The Ustasha persecuted and killed hundreds of thousands of Jews, Serbs, Roma and anti-fascist Croatians.
The Simon Wiesenthal Centre, based in Los Angeles, has written to Croatia's charge d'affaires in Tel Aviv in protest at Belamaric's behaviour and seeking his immediate dismissal.
"A failure to do so will indicate that Ustasha nostalgia is perfectly legitimate in today's Croatian school system," wrote the head of the centre's Israeli office, Efraim Zuroff.
The exhibition, due to be displayed until mid-February, had previously been presented in 23 Croatian towns without any problem, the organisers said.
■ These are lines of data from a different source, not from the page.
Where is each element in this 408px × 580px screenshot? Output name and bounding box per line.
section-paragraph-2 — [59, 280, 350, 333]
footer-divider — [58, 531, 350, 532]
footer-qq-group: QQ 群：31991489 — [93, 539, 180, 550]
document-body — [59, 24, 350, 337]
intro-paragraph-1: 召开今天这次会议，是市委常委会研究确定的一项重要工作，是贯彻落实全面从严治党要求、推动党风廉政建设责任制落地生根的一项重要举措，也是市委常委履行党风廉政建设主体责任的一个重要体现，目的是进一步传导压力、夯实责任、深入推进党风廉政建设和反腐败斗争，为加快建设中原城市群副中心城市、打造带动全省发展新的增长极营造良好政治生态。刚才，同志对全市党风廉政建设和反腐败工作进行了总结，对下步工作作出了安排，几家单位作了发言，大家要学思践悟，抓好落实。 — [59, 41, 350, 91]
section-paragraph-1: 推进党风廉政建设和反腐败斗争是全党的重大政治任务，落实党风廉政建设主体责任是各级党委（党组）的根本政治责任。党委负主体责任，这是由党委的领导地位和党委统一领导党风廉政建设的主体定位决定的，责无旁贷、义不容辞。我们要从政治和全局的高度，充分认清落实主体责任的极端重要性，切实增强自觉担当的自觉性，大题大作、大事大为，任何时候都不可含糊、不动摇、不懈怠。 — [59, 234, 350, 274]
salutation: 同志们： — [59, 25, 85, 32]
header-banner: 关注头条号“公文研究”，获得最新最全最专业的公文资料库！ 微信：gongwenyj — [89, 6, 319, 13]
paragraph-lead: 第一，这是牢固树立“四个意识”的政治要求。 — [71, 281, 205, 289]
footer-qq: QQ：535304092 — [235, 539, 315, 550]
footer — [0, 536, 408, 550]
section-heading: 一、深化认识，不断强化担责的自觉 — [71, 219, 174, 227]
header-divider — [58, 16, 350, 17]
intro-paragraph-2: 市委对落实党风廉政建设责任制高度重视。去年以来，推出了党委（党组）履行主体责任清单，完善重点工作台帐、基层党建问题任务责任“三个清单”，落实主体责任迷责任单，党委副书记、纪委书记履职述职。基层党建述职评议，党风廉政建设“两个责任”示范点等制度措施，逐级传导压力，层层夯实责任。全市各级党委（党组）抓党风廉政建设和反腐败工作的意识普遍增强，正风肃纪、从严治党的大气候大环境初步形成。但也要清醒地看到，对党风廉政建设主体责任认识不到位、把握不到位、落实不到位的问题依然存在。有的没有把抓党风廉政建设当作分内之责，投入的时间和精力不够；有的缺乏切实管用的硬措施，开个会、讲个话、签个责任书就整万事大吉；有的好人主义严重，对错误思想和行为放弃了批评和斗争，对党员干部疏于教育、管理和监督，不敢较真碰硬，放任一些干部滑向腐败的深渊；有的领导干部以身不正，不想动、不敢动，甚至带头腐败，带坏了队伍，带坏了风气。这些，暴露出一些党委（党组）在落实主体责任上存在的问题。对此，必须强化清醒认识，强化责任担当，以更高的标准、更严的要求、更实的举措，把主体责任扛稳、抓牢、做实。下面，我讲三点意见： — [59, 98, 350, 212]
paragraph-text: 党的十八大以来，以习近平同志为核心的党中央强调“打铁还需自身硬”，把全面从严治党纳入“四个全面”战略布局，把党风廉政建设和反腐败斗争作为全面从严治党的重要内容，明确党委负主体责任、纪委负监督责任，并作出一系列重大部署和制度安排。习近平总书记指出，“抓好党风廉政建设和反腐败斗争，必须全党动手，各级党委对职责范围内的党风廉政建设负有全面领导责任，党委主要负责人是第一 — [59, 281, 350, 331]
Frank wrote "The Diary of a Young Girl" while hiding from the Nazis in an Amsterdam attic from June 1942 to August 1944. More than 30 million copies have been sold in 67 languages.
Frank died in Germany's Bergen-Belsen concentration camp early in 1945, aged 15, less than a year after the Nazis found her and her family members.
Croatia's conservative Prime Minister Andrej Plenkovic, who came to power after a snap election in October, has pledged to move away from extremism.
The previous centre-right government was accused by critics of turning a blind eye to a far-right surge in the country, including nostalgia for a pro-Nazi past.
Croatian Jews are planning to boycott an official ceremony on International Holocaust Remembrance Day on Friday, accusing authorities of downplaying the Ustasha crimes.
Plenkovic arrived Tuesday on an official visit to Israel to discuss boosting ties, as the two countries mark 20 years since establishing diplomatic relations.